Major international economies are beginning to move in sync with the US recovery. Synchronized global growth should end the divergent interest rate policies which have been a headwind limiting the US recovery.  Chart B shows the synchronized rise of manufacturing in major industrial economies.  (Purchasing Managers Index – PMI)


The 60 year interest rate cycle has registered a double bottom (around 1.3% on the 10-year Treasury) and can be expect to rise gradually from the current 2.35% range as the economy continues to recover. However, the increase of ½ of 1% in the Fed Funds rate so far this year has not pushed free market rates up, indicating expectations of continuing slow economic growth with no signs of significant near-term inflation.  In addition to sluggish economic growth that has been limiting loan demand and putting downward pressure on interest rates, major central banks’ “easy money” policies have left the world awash in liquidity seeking a return.  US rates may be constrained from rising for some time considering that the German 10-year bund rate remains well below ½ of 1%.

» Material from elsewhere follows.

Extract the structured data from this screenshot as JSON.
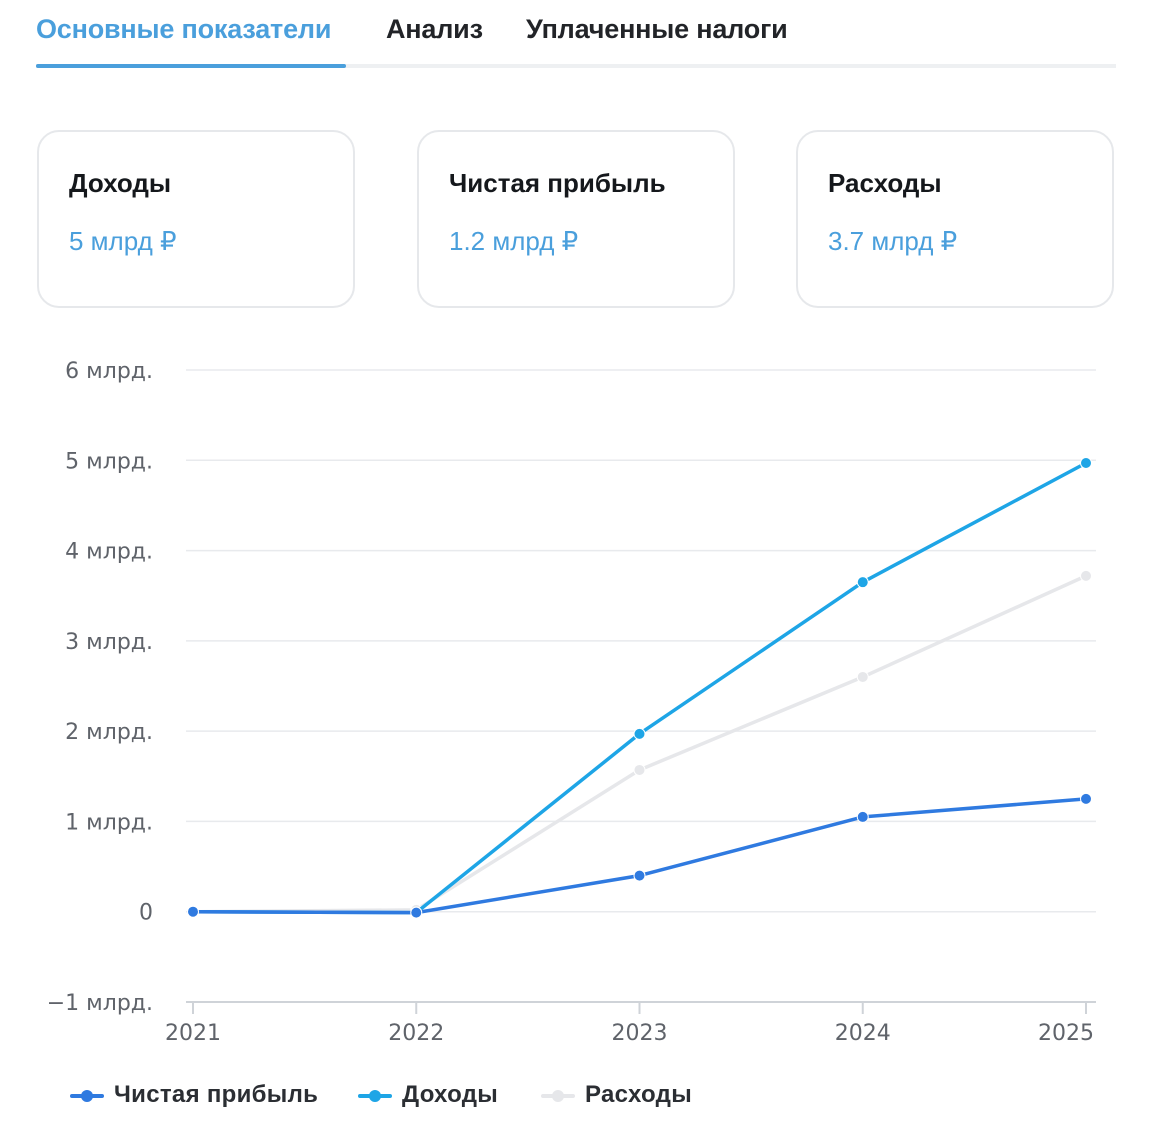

Although major stock indices are at or near all-time highs, fear and doubt remain and large pools of investable funds still sit on the sidelines waiting for a price decline.  So far, each price dip has been quickly reversed by those funds seeking a return.  The fact is that in a free market system, capital flows to where it will be best treated in the future.  With investor sentiment high and the economic recovery on a sound footing, common stocks are seen by investors as a preferable choice compared to other investment alternatives.  A deeper sell-off could occur at any time, but long-term investors are advised to stay with high quality companies and add to equity investments during periodic price declines that occur in rising markets.

There has been a definite change in sentiment on the stock market as well as on the pace of economic recovery.  There is widespread optimism among businesses, large and small, and a pro-business administration has helped move markets in anticipation of better times ahead.  Whether we call it “animal spirits” or “irrational exuberance”, as some have, the post-election sentiment change is an example of Adam Smith’s* “invisible hand” that motivates millions of people, acting in their own self-interests, to create positive economic activity and move markets.  (*Author of the 1776 magnum opus – “WEALTH OF NATIONS”)

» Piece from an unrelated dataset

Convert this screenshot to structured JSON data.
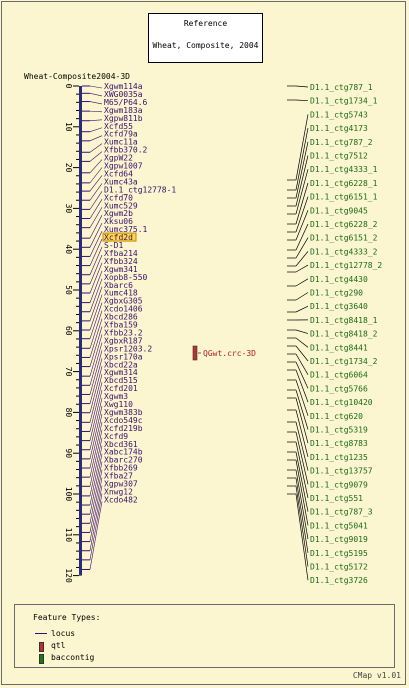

Since 2001 when China entered the World Trade Organization (WTO), low priced imports from China and rising US deficit masked the displacement of US labor and lost income, while new technologies led to automation further displacing American workers; but not before a populist political turning point in 2016.  Commerce Department Secretary Wilbur Ross told CNBC:  “We have been in a trade war for decades. The only difference is that our troops are finally coming to the rampart,” as he warned about the consequences of doing nothing.  He added: “Our trade deficit overall is about $500 billion a year … that equals the net trade surplus of the rest of the world.”  The President set the tone for the April 7th meeting with Chinese President, Xi Jinping, by tweeting that the US could no longer tolerate massive trade deficits and job losses.  CHART C shows the decline in employee compensation since 2000 vs. the rise in corporate profits, a trend which is now beginning to reverse.

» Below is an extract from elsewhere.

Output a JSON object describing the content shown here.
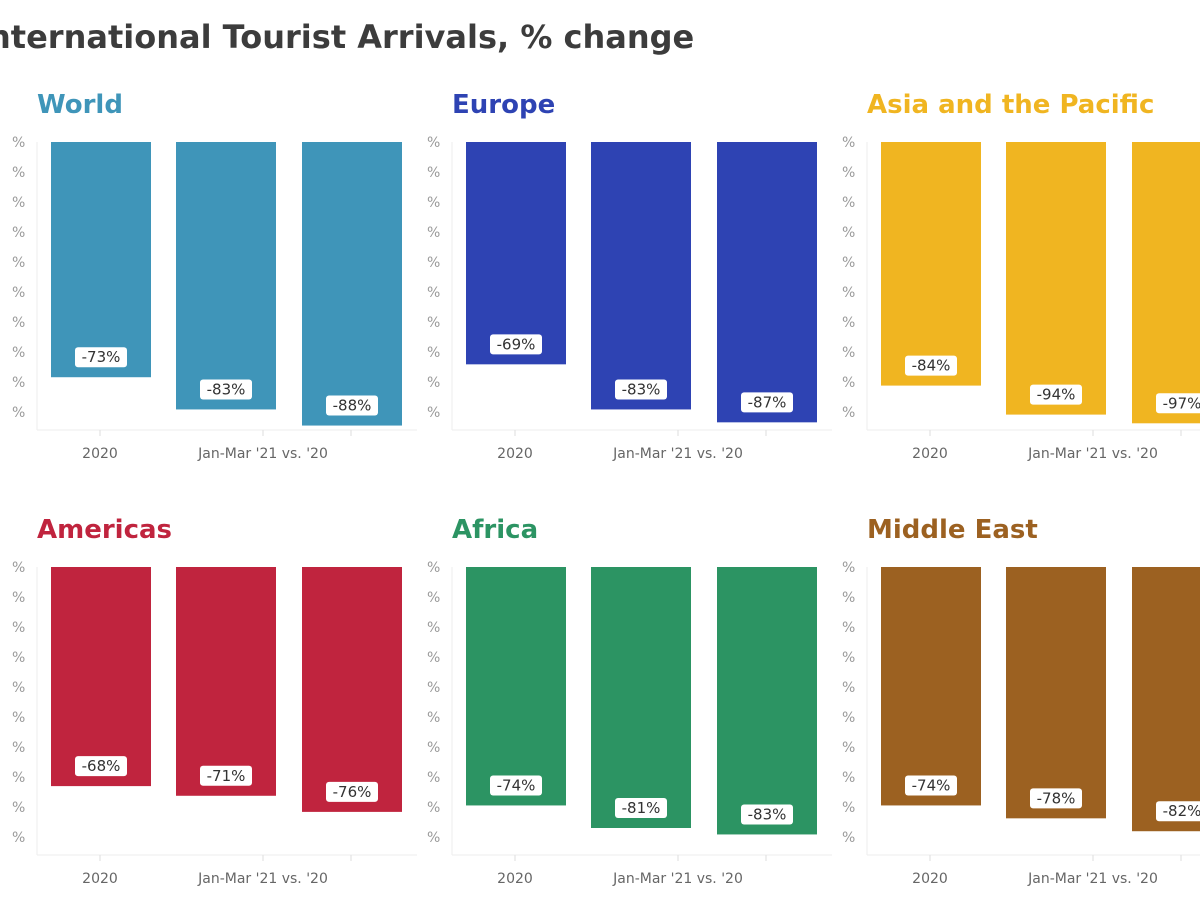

 The capitalist economic model is too dynamic and adaptable to be accurately predicted, but we believe the 10 year period of deleveraging by households and businesses is ending.  The path of least resistance is a continuation of the economic recovery and the accompanying Long-Term Secular Bull Market. Historically, bull markets have ended when the Fed moves interest rates up to a level that stalls the economic expansion and removes liquidity from the financial system. Financial indicators that would cause the Fed to raise rates too fast or too high are not evident or likely in the near-term because such action would negatively impact the Fed’s objectives of fostering growth and supporting financial markets.  Therefore, our investment policy remains positive, though cautious, and asset allocations are weighted in favor of high quality, large cap, dividend paying stocks with earnings and dividend growth potential and ETFs with similar characteristics.